The ban began on 1 January and affects products highly polluting and that take some 400 to 500 years in degrading, not even disappearing.

Jamaica, Belize, Bahamas, Barbados, Costa Rica, Granada and Trinidad y Tobago have banned the import of single-use plastic boxes and polystyrene, materials deriving from oil refinement.

The ban began on 1 January and affects products highly polluting and that take some 400 centuries in getting eliminated. These materials have become a real threat which is even bigger in holiday and mass tourist places.

The Caribbean region goes from the Florida peninsula to the mouth of the river Orinoco, and includes the Gulf of Mexico and the Atlantic coast of Central America. A wide region of breathtaking beauty and diversity rich at the same time of natural resources.

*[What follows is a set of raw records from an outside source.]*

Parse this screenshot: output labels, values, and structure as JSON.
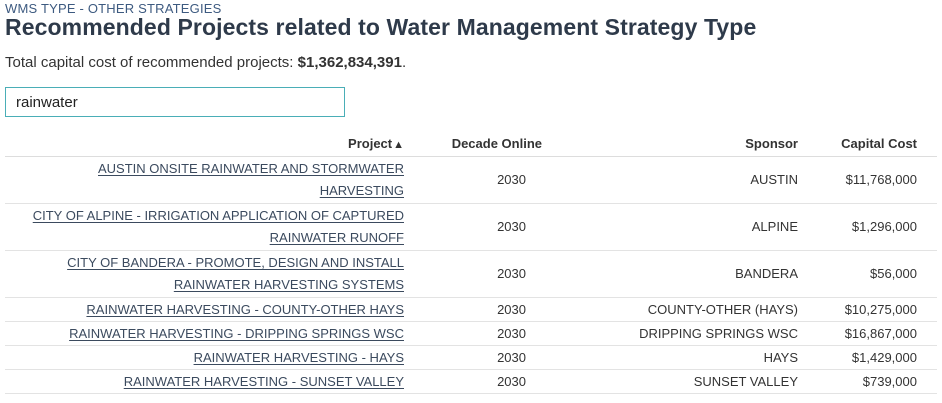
{
  "breadcrumb": "WMS TYPE - OTHER STRATEGIES",
  "page_title": "Recommended Projects related to Water Management Strategy Type",
  "total": {
    "label": "Total capital cost of recommended projects:",
    "value": "$1,362,834,391",
    "suffix": "."
  },
  "search": {
    "value": "rainwater",
    "placeholder": ""
  },
  "table": {
    "columns": {
      "project": "Project",
      "project_sort_icon": "▲",
      "decade": "Decade Online",
      "sponsor": "Sponsor",
      "cost": "Capital Cost"
    },
    "rows": [
      {
        "project": "AUSTIN ONSITE RAINWATER AND STORMWATER HARVESTING",
        "decade": "2030",
        "sponsor": "AUSTIN",
        "cost": "$11,768,000"
      },
      {
        "project": "CITY OF ALPINE - IRRIGATION APPLICATION OF CAPTURED RAINWATER RUNOFF",
        "decade": "2030",
        "sponsor": "ALPINE",
        "cost": "$1,296,000"
      },
      {
        "project": "CITY OF BANDERA - PROMOTE, DESIGN AND INSTALL RAINWATER HARVESTING SYSTEMS",
        "decade": "2030",
        "sponsor": "BANDERA",
        "cost": "$56,000"
      },
      {
        "project": "RAINWATER HARVESTING - COUNTY-OTHER HAYS",
        "decade": "2030",
        "sponsor": "COUNTY-OTHER (HAYS)",
        "cost": "$10,275,000"
      },
      {
        "project": "RAINWATER HARVESTING - DRIPPING SPRINGS WSC",
        "decade": "2030",
        "sponsor": "DRIPPING SPRINGS WSC",
        "cost": "$16,867,000"
      },
      {
        "project": "RAINWATER HARVESTING - HAYS",
        "decade": "2030",
        "sponsor": "HAYS",
        "cost": "$1,429,000"
      },
      {
        "project": "RAINWATER HARVESTING - SUNSET VALLEY",
        "decade": "2030",
        "sponsor": "SUNSET VALLEY",
        "cost": "$739,000"
      }
    ]
  }
}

The effects of climate change is affecting in a special way this region of the world through the increase in strength and intensity of the hurricanes and the rising of sea level. In addition there is a growing directed pollution produced by human beings in which the star role is played by plastic that, for example in Jamaica represents already 50% of the produced rubbish.

The decision of this group of countries, islands or with a long coastline, which share the Caribbean Sea as richness and common natural border, follows that taken in 2012 by Haiti, in 2016 by Antigua y Barbudas and last year by Aruba, Colombia, Guayana, Puerto Rico, San Vicente y Las Granadnas, Islas Turcas and Caicos.

This positive news will no doubt help the countries that have taken the decision, however it is important to underline that to really fight pollution and its serious effects, other countries in the region - such as the US, Mexico, Cuba, Dominican Republican, Venezuela, Honduras, Nicaragua and Panama - should make similar steps forward.